Released based movement
This class will combine exercises and structures drawing form the Alexander Technique, Contact Improvisation, and Release technique. We’ll work on finding ways to deepen in our physical and intellectual understanding of the body to find more efficient ways of moving. We’ll work with imagery, breath, partnering, and hands-on exercises that will guide us towards deeper access to moving with less tension and fuller expression.
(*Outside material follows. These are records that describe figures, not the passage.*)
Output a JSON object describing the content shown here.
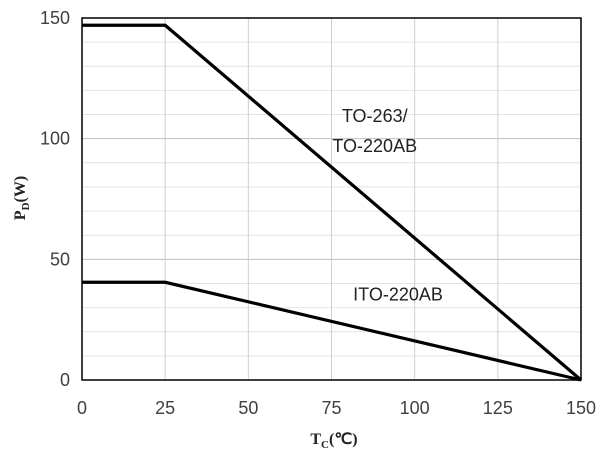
{
  "chart_data": {
    "type": "line",
    "title": "",
    "xlabel": {
      "main": "T",
      "sub": "C",
      "unit": "(℃)"
    },
    "ylabel": {
      "main": "P",
      "sub": "D",
      "unit": "(W)"
    },
    "xlim": [
      0,
      150
    ],
    "ylim": [
      0,
      150
    ],
    "x_ticks": [
      "0",
      "25",
      "50",
      "75",
      "100",
      "125",
      "150"
    ],
    "y_ticks": [
      "0",
      "50",
      "100",
      "150"
    ],
    "grid": {
      "major": true,
      "minor_y_step": 10
    },
    "legend": "none",
    "series": [
      {
        "name": "TO-263/ TO-220AB",
        "x": [
          0,
          25,
          150
        ],
        "y": [
          147,
          147,
          0
        ],
        "color": "#000000"
      },
      {
        "name": "ITO-220AB",
        "x": [
          0,
          25,
          150
        ],
        "y": [
          40.5,
          40.5,
          0
        ],
        "color": "#000000"
      }
    ],
    "annotations": [
      {
        "id": "to263",
        "lines": [
          "TO-263/",
          "TO-220AB"
        ],
        "x": 88,
        "y": 107
      },
      {
        "id": "ito220",
        "lines": [
          "ITO-220AB"
        ],
        "x": 95,
        "y": 33
      }
    ]
  }
}
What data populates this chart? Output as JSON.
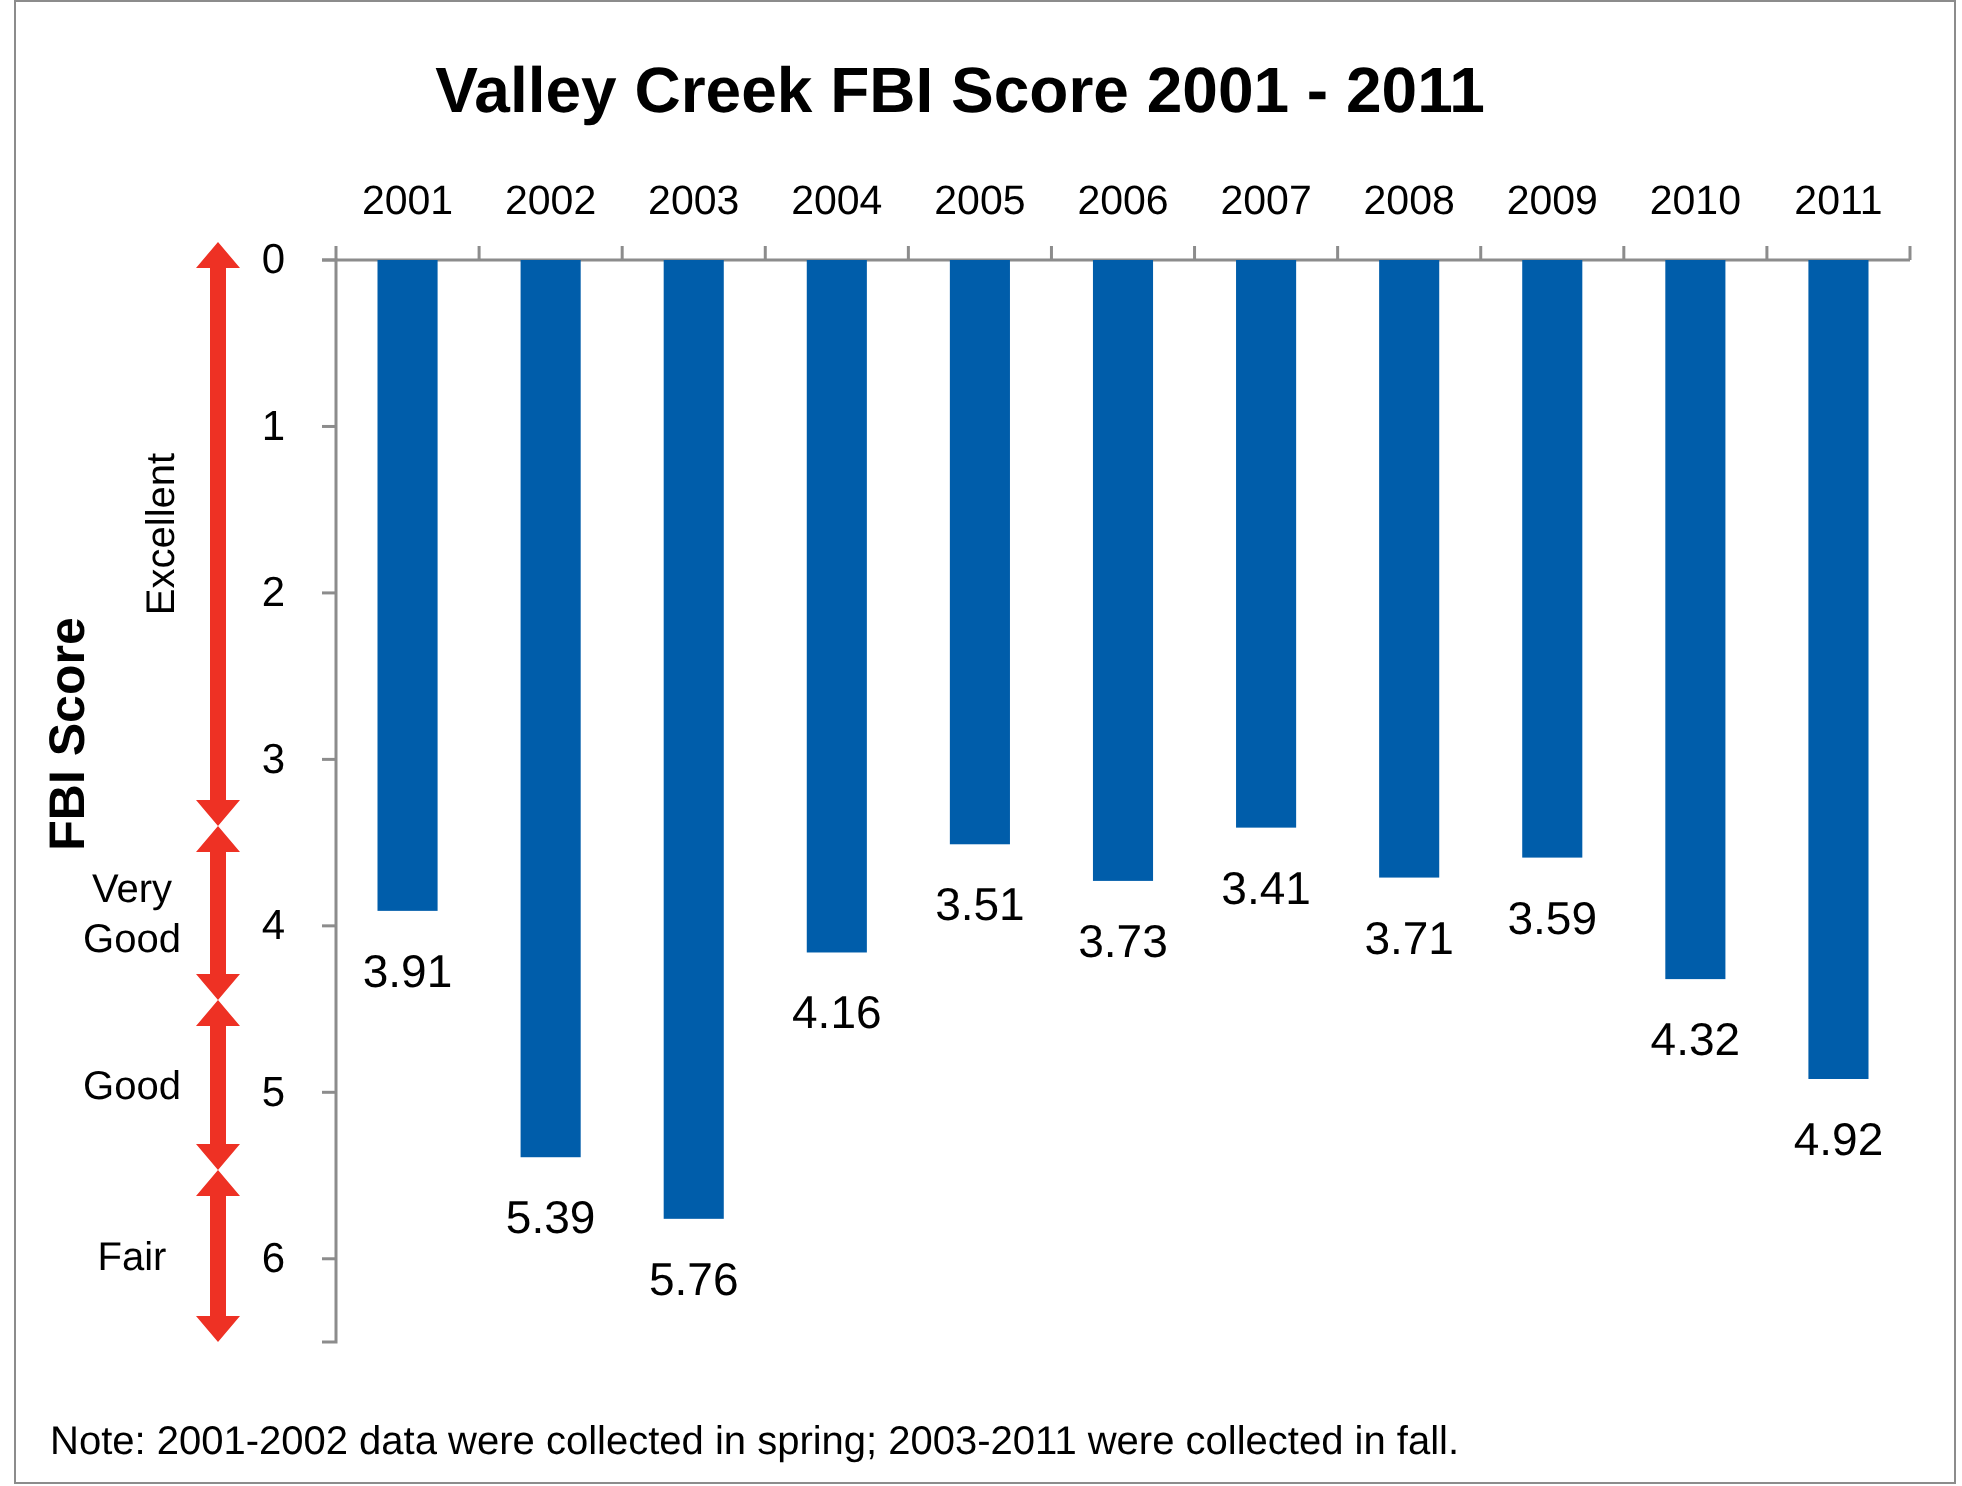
{
  "chart_data": {
    "type": "bar",
    "title": "Valley Creek FBI Score 2001 - 2011",
    "ylabel": "FBI Score",
    "categories": [
      "2001",
      "2002",
      "2003",
      "2004",
      "2005",
      "2006",
      "2007",
      "2008",
      "2009",
      "2010",
      "2011"
    ],
    "values": [
      3.91,
      5.39,
      5.76,
      4.16,
      3.51,
      3.73,
      3.41,
      3.71,
      3.59,
      4.32,
      4.92
    ],
    "color": "#005daa",
    "ylim": [
      6.5,
      0
    ],
    "yticks": [
      0,
      1,
      2,
      3,
      4,
      5,
      6
    ],
    "data_labels": true,
    "annotations": [
      "Excellent",
      "Very Good",
      "Good",
      "Fair",
      "Note: 2001-2002 data were collected in spring; 2003-2011 were collected in fall."
    ]
  }
}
African Technique Workshop
Sherone Price
This class will introduce students to a non-western dance form that has a long, varied history and plays a central role in the socio/spiritual life of the African people. The class will learn the dance vocabulary, perform and view a variety of styles and become familiar with rhythms and music of various African techniques.
Hip Hop
Teena Marie Custer
This beginning/intermediate level class will introduce students to the foundational vocabulary of street dances that originated in the 70's during the birth of the hip hop culture, and remain under the umbrella of hip hop dance today. Each class will be an introduction to the technique behind styles such as locking, popping, b-boying/b-girling, house, and various social dances. Students will also be exposed to how these techniques are used in commercial and theatrical hip hop choreography, as well as freestyling.
LaShawn Jones
This class teaches a combination of fast-paced, smooth & groovy and hard-hitting choreography. There is an emphasis on putting intention behind all movements and telling a story and/or accentuating the beats with your body. Come prepared to sweat and have a fun and exciting time.
Voice and Gesture
Ellen Hemphill & Rafael Lopez-Barrantes | Voice/Gesture Exploration for Performance Art
This performance art oriented class is based on the voice work of the Roy Hart Theatre of France. The voice of each individual as well as the group "voice" will be explored in such a way as to contact sources of energy hidden deep within the body. The class begins with the voice as it is in each unique individual. Therefore, it is not necessary to have had previous voice training to discover what possible expression there is in each voice. The movement/gesture work in the class comes from the world of dance-theatre and will be explored in connection to the voice expression. We will use text and song and work towards informal showings of class excerpts. All the work is intended to combine exercises, voice, text and movement that can be used as building blocks towards performance.